– Почему?

– Впереди по улице еще два дома, а за ними лес. Напротив, если глянешь в окно, тоже лес. Васька в хорошую погоду шашлыки в ста метрах от подъезда жарит…

– Если прижмут к реке, нам крышка[6], – вздохнула Ксюха и неуверенно, что было ей несвойственно, тихо предложила: – Давай тогда стелить?

Журов засуетился – дочь же самого Игнатова! – начал хлопать дверцами шкафа, нашел там одеяла и подушки, но никакого белья и в помине не было. «Сейчас у этого неряхи что-нибудь поищу! Уверен, заначка стираного у него имеется». С этими словами, мимо хрипов и стонов в соседней комнате, он проскочил к Ваське в спальню; тот, к его радости, был «не занят». Пытаясь вычленить в шипении, ругани и претензиях что-то внятное, лоснящийся от удовольствия Васька наконец сообразил, что от него требуется, и молча выдал Журову чистое, по его уверениям, белье. Даже полотенце нашлось!

Когда Журов вернулся в вытрезвитель, Ксюхи там не было. «Да куда она денется с подводной лодки», – пробормотал он, глядя на стену напротив, и постелил постель. Васька даже на наволочки не поскупился!

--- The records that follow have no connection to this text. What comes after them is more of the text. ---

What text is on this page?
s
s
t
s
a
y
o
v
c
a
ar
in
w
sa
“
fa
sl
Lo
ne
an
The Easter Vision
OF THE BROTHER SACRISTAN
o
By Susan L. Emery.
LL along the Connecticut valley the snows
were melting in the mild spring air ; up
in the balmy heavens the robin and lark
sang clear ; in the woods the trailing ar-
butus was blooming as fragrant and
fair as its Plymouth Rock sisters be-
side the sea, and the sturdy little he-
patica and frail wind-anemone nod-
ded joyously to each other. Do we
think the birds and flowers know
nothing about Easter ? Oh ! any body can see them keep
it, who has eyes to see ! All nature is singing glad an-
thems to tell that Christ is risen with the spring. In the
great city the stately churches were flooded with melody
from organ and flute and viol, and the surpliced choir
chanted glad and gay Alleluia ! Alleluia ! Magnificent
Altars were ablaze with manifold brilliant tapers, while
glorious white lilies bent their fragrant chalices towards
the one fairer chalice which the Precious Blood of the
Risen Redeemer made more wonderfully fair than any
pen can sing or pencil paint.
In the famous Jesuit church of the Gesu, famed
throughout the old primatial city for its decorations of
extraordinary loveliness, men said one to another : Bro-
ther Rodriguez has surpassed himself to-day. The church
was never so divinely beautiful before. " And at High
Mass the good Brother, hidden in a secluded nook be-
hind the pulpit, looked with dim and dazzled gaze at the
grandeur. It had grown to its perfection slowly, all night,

Тут в комнату юркнула Ксюха, держа одежду в охапке, бросила ее на свободную тахту и улеглась, сверкая торчащими грудками и не прикрываясь одеялом:

– Давай, Серж Генсбур, согревай меня быстрее!

Часть II

1

После второго развода, когда жизненные обстоятельства бросили его на самое дно, но он чудом все-таки выкарабкался – во многом благодаря Варьке, – Журов был готов практически к любым ущемлениям своего «я». Красивая, размеренная жизнь с чувственной, стильной и разумной женщиной стала для него, безусловно, важней всех мужских слабостей и былых порывов. То ли в силу этого обстоятельства, то ли из своенравности натуры Варька постоянно его воспитывала. Не встречая серьезного сопротивления, она, как ему казалось, нередко перегибала палку. Тогда Журова подмывало уйти и переехать в свою однушку в Строгино, которую он сдавал покладистой и рукастой паре из Твери. Необходимость выставлять на улицу людей, исправно плативших ему деньги и содержащих квартиру в чистоте и порядке, всегда останавливала его. Он брал время на размышление. Варька, обладавшая потрясающей интуицией, что-то такое мгновенно улавливала, хватку приотпускала и двигалась в своей непримиримой позиции. И все возвращалось на круги своя, милейшая же и очаровательная женщина! Помимо образцовых жильцов имелась у Журова еще одна причина для нерешительности – боязнь запить по-черному, как с ним уже случалось.

Выстроив всех в выкупленной косметологической клинике настолько, что отпала необходимость ежедневного личного контроля, Варька переехала жить в Апрелевку в загородный дом, доставшийся ей от родителей. Вначале она имела привычку без всякого предупреждения сваливаться на Журова с проверкой, но всегда заставала его чистым, трезвым и нежным. А заодно проверяла и клинику, где и в ее отсутствие все тем не менее шло своим чередом – репутация не падала, и деньги с приятной ощутимостью поступали. Успокоившись, она стала приезжать реже, загородная жизнь пришлась ей по вкусу. Журов какое-то время кипятился – что за дела такие, они вместе живут или как? Варька на полном серьезе предложила бросить его никчемную работу – нормальных же денег не приносит – и переехать в Апрелевку, а в Москву наведываться лишь по случаю: в гости или в театр. Хоть предложение и казалось заманчивым – свою работу, как и всегда в жизни, Журов не любил, – согласиться он не мог; зарплата, какая-никакая, давала ему независимость или иллюзию независимости. Переехав к Варьке, он становился бы заложником любых ее прихотей.